Wednesday, June 17, 2015

In short: The Drownsman (2014)

Madison (Michelle Mylett) is suffering from visions of a rather wet looking gentleman (Ry Barrett) trying to drown her. It’s gotten so bad, she has reached a stage of hydrophobia where she even has to take in her fluids intravenously. How she isn’t already in a mental health facility, only the script gods know.

After not appearing for her job as maid of honour for the wedding of her best friend Hannah (Caroline Korycki), Hannah and her other interchangeable girlfriends decide on the most stupid way to put her back on track again: an intervention including a part-time psychic, a staged drowning in a bathtub, and lots of nonsensical talk. This really seems to get the Drownsman going, and now he isn’t only appearing to Madison alone but to her friends also – and where he was only a threatening presence before, he now goes in for the kill.

It is rather difficult for me to take Chad Archibald’s The Drownsman as seriously as it wants to be taken, primarily because large parts of the script are quite so stupid, and the non-supernatural elements of the film do seem more unbelievable than the supernatural ones. So, no, this is not how mental illness works, this is not how interventions work, and this – I hope – is not how friendship works, the film seemingly taking place in bizarro land even without its watery supernatural serial killer. In fact, I had more difficulty suspending my disbelief regarding these supposed real world parts than the Drownsman, a process that wasn’t made any easier by the bland characters. Other horror films just go for clichéd one-note characters, but The Drownsman doesn’t even go this deep, so Maddy and her circle of friends don’t exactly make for riveting victims, or people you want to spend any screen time with.

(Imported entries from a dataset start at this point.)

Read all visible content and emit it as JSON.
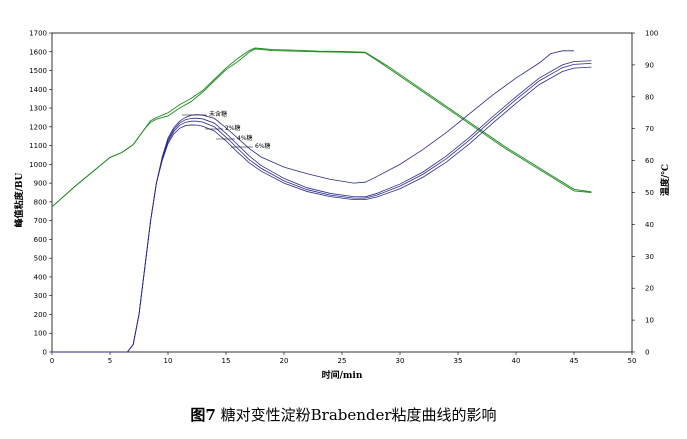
{
  "chart_data": {
    "type": "line",
    "xlabel": "时间/min",
    "ylabel_left": "峰值粘度/BU",
    "ylabel_right": "温度/℃",
    "xlim": [
      0,
      50
    ],
    "ylim_left": [
      0,
      1700
    ],
    "ylim_right": [
      0,
      100
    ],
    "x_ticks": [
      "0",
      "5",
      "10",
      "15",
      "20",
      "25",
      "30",
      "35",
      "40",
      "45",
      "50"
    ],
    "y_left_ticks": [
      "0",
      "100",
      "200",
      "300",
      "400",
      "500",
      "600",
      "700",
      "800",
      "900",
      "1000",
      "1100",
      "1200",
      "1300",
      "1400",
      "1500",
      "1600",
      "1700"
    ],
    "y_right_ticks": [
      "0",
      "10",
      "20",
      "30",
      "40",
      "50",
      "60",
      "70",
      "80",
      "90",
      "100"
    ],
    "annotations": [
      "未含糖",
      "2%糖",
      "4%糖",
      "6%糖"
    ],
    "colors": {
      "viscosity": "#2a2a8a",
      "temperature": "#1f8a1f"
    },
    "viscosity_series": [
      {
        "name": "未含糖",
        "points": [
          [
            0,
            0
          ],
          [
            5,
            0
          ],
          [
            6.5,
            0
          ],
          [
            7,
            40
          ],
          [
            7.5,
            200
          ],
          [
            8,
            450
          ],
          [
            8.5,
            700
          ],
          [
            9,
            900
          ],
          [
            9.5,
            1040
          ],
          [
            10,
            1140
          ],
          [
            10.5,
            1195
          ],
          [
            11,
            1230
          ],
          [
            11.5,
            1250
          ],
          [
            12,
            1262
          ],
          [
            12.5,
            1265
          ],
          [
            13,
            1262
          ],
          [
            14,
            1245
          ],
          [
            15,
            1195
          ],
          [
            16,
            1140
          ],
          [
            17,
            1085
          ],
          [
            18,
            1040
          ],
          [
            20,
            985
          ],
          [
            22,
            950
          ],
          [
            24,
            920
          ],
          [
            26,
            900
          ],
          [
            27,
            905
          ],
          [
            28,
            935
          ],
          [
            30,
            1000
          ],
          [
            32,
            1080
          ],
          [
            34,
            1170
          ],
          [
            36,
            1270
          ],
          [
            38,
            1370
          ],
          [
            40,
            1460
          ],
          [
            42,
            1540
          ],
          [
            43,
            1590
          ],
          [
            44,
            1605
          ],
          [
            45,
            1605
          ]
        ]
      },
      {
        "name": "2%糖",
        "points": [
          [
            0,
            0
          ],
          [
            5,
            0
          ],
          [
            6.5,
            0
          ],
          [
            7,
            40
          ],
          [
            7.5,
            200
          ],
          [
            8,
            450
          ],
          [
            8.5,
            700
          ],
          [
            9,
            900
          ],
          [
            9.5,
            1030
          ],
          [
            10,
            1130
          ],
          [
            10.5,
            1185
          ],
          [
            11,
            1220
          ],
          [
            11.5,
            1238
          ],
          [
            12,
            1245
          ],
          [
            12.5,
            1246
          ],
          [
            13,
            1242
          ],
          [
            14,
            1220
          ],
          [
            15,
            1165
          ],
          [
            16,
            1105
          ],
          [
            17,
            1045
          ],
          [
            18,
            995
          ],
          [
            20,
            925
          ],
          [
            22,
            875
          ],
          [
            24,
            845
          ],
          [
            26,
            828
          ],
          [
            27,
            827
          ],
          [
            28,
            845
          ],
          [
            30,
            895
          ],
          [
            32,
            960
          ],
          [
            34,
            1045
          ],
          [
            36,
            1145
          ],
          [
            38,
            1255
          ],
          [
            40,
            1360
          ],
          [
            42,
            1460
          ],
          [
            44,
            1530
          ],
          [
            45,
            1548
          ],
          [
            46.5,
            1552
          ]
        ]
      },
      {
        "name": "4%糖",
        "points": [
          [
            0,
            0
          ],
          [
            5,
            0
          ],
          [
            6.5,
            0
          ],
          [
            7,
            40
          ],
          [
            7.5,
            200
          ],
          [
            8,
            450
          ],
          [
            8.5,
            700
          ],
          [
            9,
            900
          ],
          [
            9.5,
            1025
          ],
          [
            10,
            1120
          ],
          [
            10.5,
            1175
          ],
          [
            11,
            1208
          ],
          [
            11.5,
            1224
          ],
          [
            12,
            1230
          ],
          [
            12.5,
            1230
          ],
          [
            13,
            1225
          ],
          [
            14,
            1200
          ],
          [
            15,
            1145
          ],
          [
            16,
            1085
          ],
          [
            17,
            1025
          ],
          [
            18,
            980
          ],
          [
            20,
            912
          ],
          [
            22,
            865
          ],
          [
            24,
            836
          ],
          [
            26,
            820
          ],
          [
            27,
            820
          ],
          [
            28,
            836
          ],
          [
            30,
            884
          ],
          [
            32,
            948
          ],
          [
            34,
            1030
          ],
          [
            36,
            1130
          ],
          [
            38,
            1240
          ],
          [
            40,
            1345
          ],
          [
            42,
            1445
          ],
          [
            44,
            1515
          ],
          [
            45,
            1533
          ],
          [
            46.5,
            1538
          ]
        ]
      },
      {
        "name": "6%糖",
        "points": [
          [
            0,
            0
          ],
          [
            5,
            0
          ],
          [
            6.5,
            0
          ],
          [
            7,
            40
          ],
          [
            7.5,
            200
          ],
          [
            8,
            450
          ],
          [
            8.5,
            700
          ],
          [
            9,
            900
          ],
          [
            9.5,
            1020
          ],
          [
            10,
            1110
          ],
          [
            10.5,
            1162
          ],
          [
            11,
            1192
          ],
          [
            11.5,
            1206
          ],
          [
            12,
            1210
          ],
          [
            12.5,
            1209
          ],
          [
            13,
            1203
          ],
          [
            14,
            1178
          ],
          [
            15,
            1125
          ],
          [
            16,
            1065
          ],
          [
            17,
            1008
          ],
          [
            18,
            965
          ],
          [
            20,
            900
          ],
          [
            22,
            855
          ],
          [
            24,
            828
          ],
          [
            26,
            812
          ],
          [
            27,
            812
          ],
          [
            28,
            826
          ],
          [
            30,
            870
          ],
          [
            32,
            932
          ],
          [
            34,
            1012
          ],
          [
            36,
            1110
          ],
          [
            38,
            1220
          ],
          [
            40,
            1325
          ],
          [
            42,
            1425
          ],
          [
            44,
            1495
          ],
          [
            45,
            1513
          ],
          [
            46.5,
            1518
          ]
        ]
      }
    ],
    "temperature_series": [
      {
        "points": [
          [
            0,
            45.5
          ],
          [
            2,
            52
          ],
          [
            4,
            58
          ],
          [
            5,
            61
          ],
          [
            6,
            62.5
          ],
          [
            7,
            65
          ],
          [
            8,
            70
          ],
          [
            8.5,
            72
          ],
          [
            9,
            73
          ],
          [
            10,
            74
          ],
          [
            11,
            76.5
          ],
          [
            12,
            78.5
          ],
          [
            13,
            81.5
          ],
          [
            14,
            85
          ],
          [
            15,
            88.5
          ],
          [
            16,
            91
          ],
          [
            17,
            94
          ],
          [
            17.5,
            95
          ],
          [
            19,
            94.5
          ],
          [
            21,
            94.3
          ],
          [
            23,
            94.1
          ],
          [
            25,
            94
          ],
          [
            27,
            93.8
          ],
          [
            29,
            89
          ],
          [
            31,
            84
          ],
          [
            33,
            79
          ],
          [
            35,
            74
          ],
          [
            37,
            69
          ],
          [
            39,
            64
          ],
          [
            41,
            59.5
          ],
          [
            43,
            55
          ],
          [
            45,
            50.5
          ],
          [
            46.5,
            50
          ]
        ]
      },
      {
        "points": [
          [
            0,
            45.5
          ],
          [
            2,
            52
          ],
          [
            4,
            58
          ],
          [
            5,
            61
          ],
          [
            6,
            62.5
          ],
          [
            7,
            65
          ],
          [
            8,
            70
          ],
          [
            8.5,
            72.5
          ],
          [
            9,
            73.5
          ],
          [
            10,
            75
          ],
          [
            11,
            77.5
          ],
          [
            12,
            79.5
          ],
          [
            13,
            82
          ],
          [
            14,
            85.5
          ],
          [
            15,
            89
          ],
          [
            16,
            92
          ],
          [
            17,
            94.5
          ],
          [
            17.5,
            95.3
          ],
          [
            19,
            94.8
          ],
          [
            21,
            94.6
          ],
          [
            23,
            94.3
          ],
          [
            25,
            94.2
          ],
          [
            27,
            94
          ],
          [
            29,
            89.5
          ],
          [
            31,
            84.5
          ],
          [
            33,
            79.5
          ],
          [
            35,
            74.5
          ],
          [
            37,
            69.5
          ],
          [
            39,
            64.5
          ],
          [
            41,
            60
          ],
          [
            43,
            55.5
          ],
          [
            45,
            51
          ],
          [
            46.5,
            50.2
          ]
        ]
      }
    ]
  },
  "caption": {
    "figure_label": "图7",
    "text": " 糖对变性淀粉Brabender粘度曲线的影响"
  }
}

Having said that, I also have to admit that I still enjoyed parts of the film. Sure, the plot – such as it is - is made out of bits of better movies, with a killer who works as a watery version of a less talkative Freddy Krueger, but its consciously surreal horror movie set pieces are somewhat interesting and even kinda cool, and while the film is pretty dumb, it also isn’t in the habit of dragging its feet and having nothing happen. Sure, I would have loved to see something intelligent  or thematically, or emotionally involving made from The Drownsman’s basics but at least it’s not (too) boring. How’s that for a recommendation?